Moussa’s alternative roadmap, on the other hand, is made up of the following:
1- A Constitutional Declaration, setting down the most important democratic reforms, including those dealing not just with presidential elections and term, but also with the huge powers given to the president under the current constitution. Unlike the proposed amendments, such a constitutional declaration would not revive the old authoritarian constitution, but would serve to provide the ground necessary to move further steps along the path of a fully democratic political system.
2- Holding presidential elections, in accordance with the Constitutional Declaration. The election of a new president would make it possible for the army to fade into the background, and working with the provisional government, that president would set about introducing the wide-ranging reforms needed to ensure the enactment of a new constitution and holding genuinely democratic and free parliamentary elections.
3- Such reforms would include foiling attempts at counter-revolution and subversion, dissolving the NDP and NDP dominated local government bodies, purging legislation of all anti-democratic elements, and restructuring the domestic security apparatus, as well as allowing the widest civil liberties, including the full freedom to organize politically.
4- The new president would oversee the convening of a popularly elected representative Constituent Assembly mandated to draw up a new democratic Constitution for the country, which would be put to popular referendum.
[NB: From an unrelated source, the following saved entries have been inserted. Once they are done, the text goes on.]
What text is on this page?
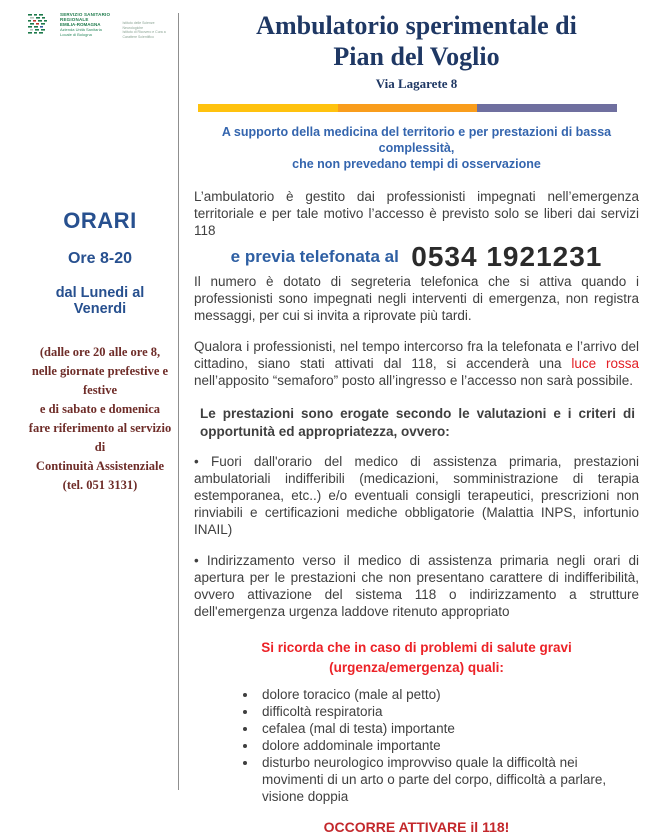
SERVIZIO SANITARIO REGIONALE
EMILIA-ROMAGNA
Azienda Unità Sanitaria Locale di Bologna
Istituto delle Scienze Neurologiche
Istituto di Ricovero e Cura a Carattere Scientifico
ORARI
Ore 8-20
dal Lunedi al Venerdi
(dalle ore 20 alle ore 8,
nelle giornate prefestive e festive
e di sabato e domenica
fare riferimento al servizio di
Continuità Assistenziale
(tel. 051 3131)
Ambulatorio sperimentale di
Pian del Voglio
Via Lagarete 8
A supporto della medicina del territorio e per prestazioni di bassa complessità,
che non prevedano tempi di osservazione
L’ambulatorio è gestito dai professionisti impegnati nell’emergenza territoriale e per tale motivo l’accesso è previsto solo se liberi dai servizi 118
e previa telefonata al 0534 1921231
Il numero è dotato di segreteria telefonica che si attiva quando i professionisti sono impegnati negli interventi di emergenza, non registra messaggi, per cui si invita a riprovate più tardi.
Qualora i professionisti, nel tempo intercorso fra la telefonata e l’arrivo del cittadino, siano stati attivati dal 118, si accenderà una luce rossa nell’apposito “semaforo” posto all’ingresso e l’accesso non sarà possibile.
Le prestazioni sono erogate secondo le valutazioni e i criteri di opportunità ed appropriatezza, ovvero:
• Fuori dall'orario del medico di assistenza primaria, prestazioni ambulatoriali indifferibili (medicazioni, somministrazione di terapia estemporanea, etc..) e/o eventuali consigli terapeutici, prescrizioni non rinviabili e certificazioni mediche obbligatorie (Malattia INPS, infortunio INAIL)
• Indirizzamento verso il medico di assistenza primaria negli orari di apertura per le prestazioni che non presentano carattere di indifferibilità, ovvero attivazione del sistema 118 o indirizzamento a strutture dell'emergenza urgenza laddove ritenuto appropriato
Si ricorda che in caso di problemi di salute gravi
(urgenza/emergenza) quali:
• dolore toracico (male al petto)
• difficoltà respiratoria
• cefalea (mal di testa) importante
• dolore addominale importante
• disturbo neurologico improvviso quale la difficoltà nei movimenti di un arto o parte del corpo, difficoltà a parlare, visione doppia
OCCORRE ATTIVARE il 118!
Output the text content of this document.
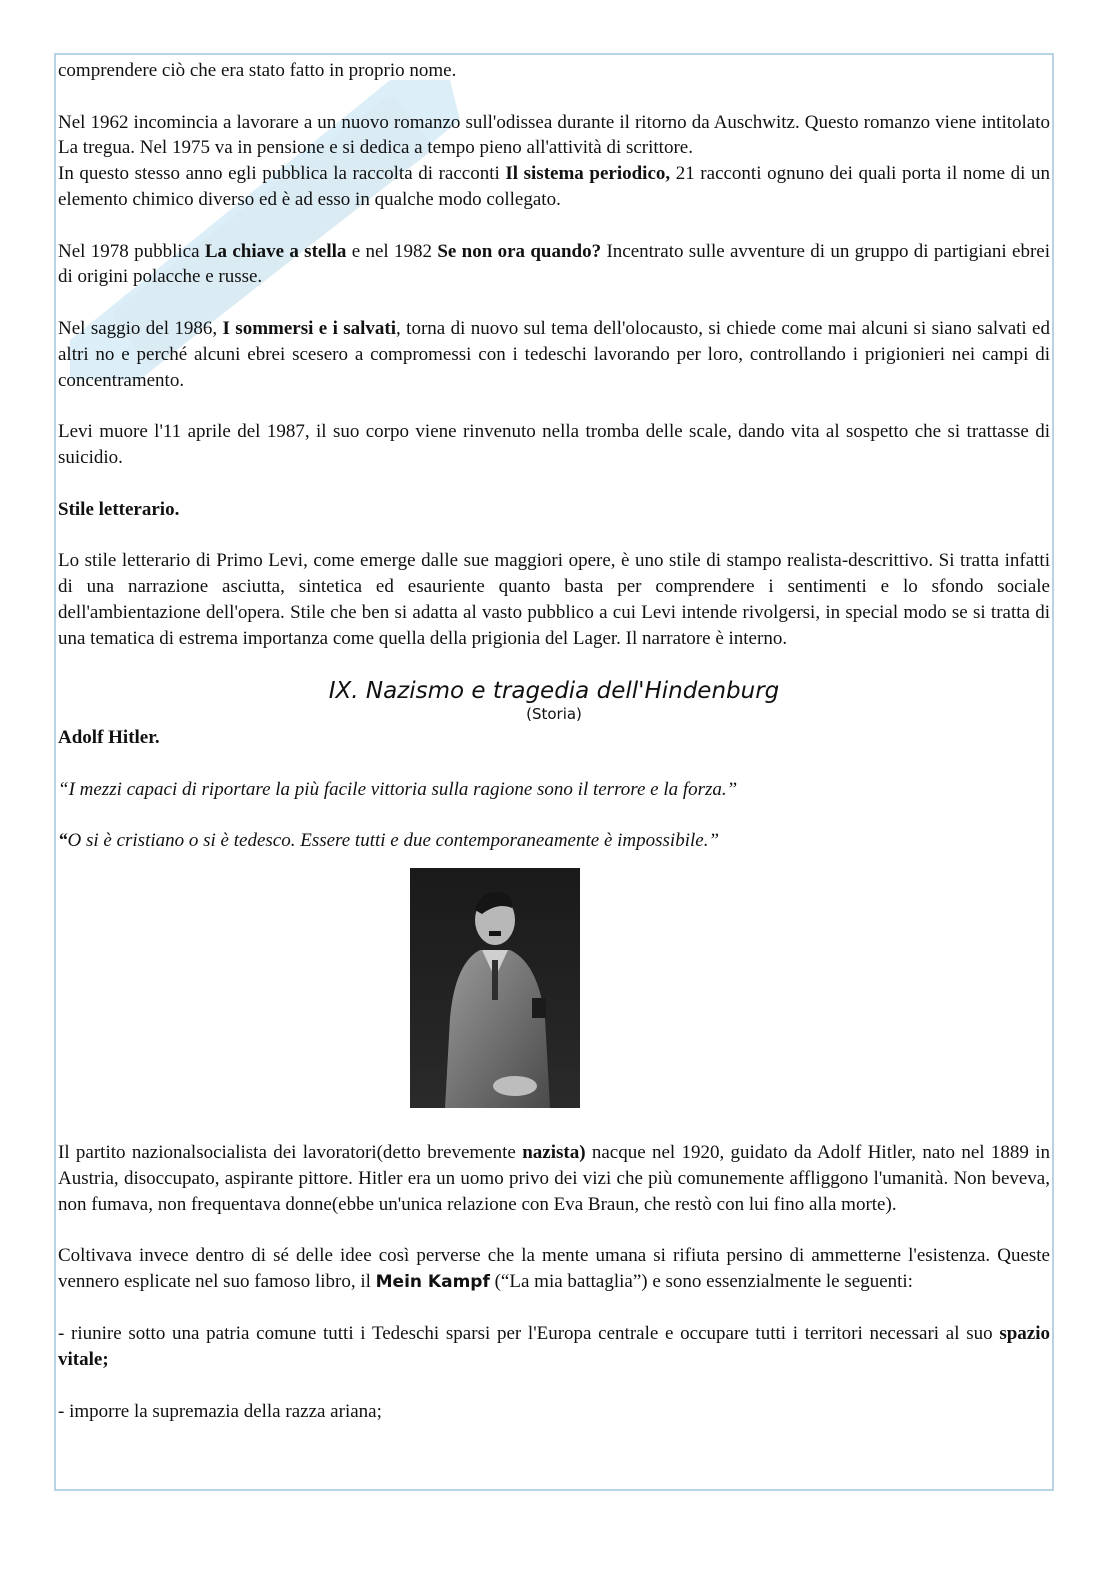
comprendere ciò che era stato fatto in proprio nome.

Nel 1962 incomincia a lavorare a un nuovo romanzo sull'odissea durante il ritorno da Auschwitz. Questo romanzo viene intitolato La tregua. Nel 1975 va in pensione e si dedica a tempo pieno all'attività di scrittore.
In questo stesso anno egli pubblica la raccolta di racconti Il sistema periodico, 21 racconti ognuno dei quali porta il nome di un elemento chimico diverso ed è ad esso in qualche modo collegato.

Nel 1978 pubblica La chiave a stella e nel 1982 Se non ora quando? Incentrato sulle avventure di un gruppo di partigiani ebrei di origini polacche e russe.

Nel saggio del 1986, I sommersi e i salvati, torna di nuovo sul tema dell'olocausto, si chiede come mai alcuni si siano salvati ed altri no e perché alcuni ebrei scesero a compromessi con i tedeschi lavorando per loro, controllando i prigionieri nei campi di concentramento.

Levi muore l'11 aprile del 1987, il suo corpo viene rinvenuto nella tromba delle scale, dando vita al sospetto che si trattasse di suicidio.

Stile letterario.

Lo stile letterario di Primo Levi, come emerge dalle sue maggiori opere, è uno stile di stampo realista-descrittivo. Si tratta infatti di una narrazione asciutta, sintetica ed esauriente quanto basta per comprendere i sentimenti e lo sfondo sociale dell'ambientazione dell'opera. Stile che ben si adatta al vasto pubblico a cui Levi intende rivolgersi, in special modo se si tratta di una tematica di estrema importanza come quella della prigionia del Lager. Il narratore è interno.

IX. Nazismo e tragedia dell'Hindenburg
(Storia)

Adolf Hitler.

“I mezzi capaci di riportare la più facile vittoria sulla ragione sono il terrore e la forza.”
“O si è cristiano o si è tedesco. Essere tutti e due contemporaneamente è impossibile.”

Il partito nazionalsocialista dei lavoratori(detto brevemente nazista) nacque nel 1920, guidato da Adolf Hitler, nato nel 1889 in Austria, disoccupato, aspirante pittore. Hitler era un uomo privo dei vizi che più comunemente affliggono l'umanità. Non beveva, non fumava, non frequentava donne(ebbe un'unica relazione con Eva Braun, che restò con lui fino alla morte).

Coltivava invece dentro di sé delle idee così perverse che la mente umana si rifiuta persino di ammetterne l'esistenza. Queste vennero esplicate nel suo famoso libro, il Mein Kampf (“La mia battaglia”) e sono essenzialmente le seguenti:

- riunire sotto una patria comune tutti i Tedeschi sparsi per l'Europa centrale e occupare tutti i territori necessari al suo spazio vitale;

- imporre la supremazia della razza ariana;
5- Parliamentary elections would then be held within six months of the enactment of the new constitution, all of which would allow the various political forces generated by the revolution to build their political organizations and to be able to put up candidates and campaign throughout the country.
In both meetings, attendents spoke frankly with Moussa, one of them - an Egyptian pharmacist who recently returned from the US - asking him about the state of his heatlh, and whether he was taking any drugs that might affect his judgement or retard the swiftness of his reaction to developments. There was general agreement in both meetings, however, that Moussa should not wait till the end of his term in the Arab League before he intervenes openly and forcefully in the current political process in the country.
One participant told Moussa: "the attempts at counter-revolution may make your candidacy for president redundant; if the current timetable is put into effect we may not see presidential elections worth their name. You want to be president, you must act presidential now."
In spite of the delicacy of his position as Arab League Secretary General, Moussa had been making increasingly candid criticisms over the past few years of prevalent conditions in Egypt and in the rest of the Arab world. At the latest Arab Summit, held in the Egyptian resort of Sharm El-Sheikh on 14 January (some 10 days before the outbreak of the revolution) Moussa warned the Arab heads of state of the dire consequences of inequity and economic injustice. These conditions, he said, were “breaking the Arab spirit”.
During the early days of the Egyptian revolution, Moussa put his name to the founding statement of the committee of wise men, set up by a number of prominent Egyptian intellectuals to offer solidarity with the revolutionary youth. On a number of occasions, he walked out of the Arab League Secretariat building, on the western edge of Tahrir, and joined the tends of thousands of demonstrators gathered on the square.
Moussa is to end his term as Arab League Secretary General in April, whereupon he is expected to fully embark on his campaign.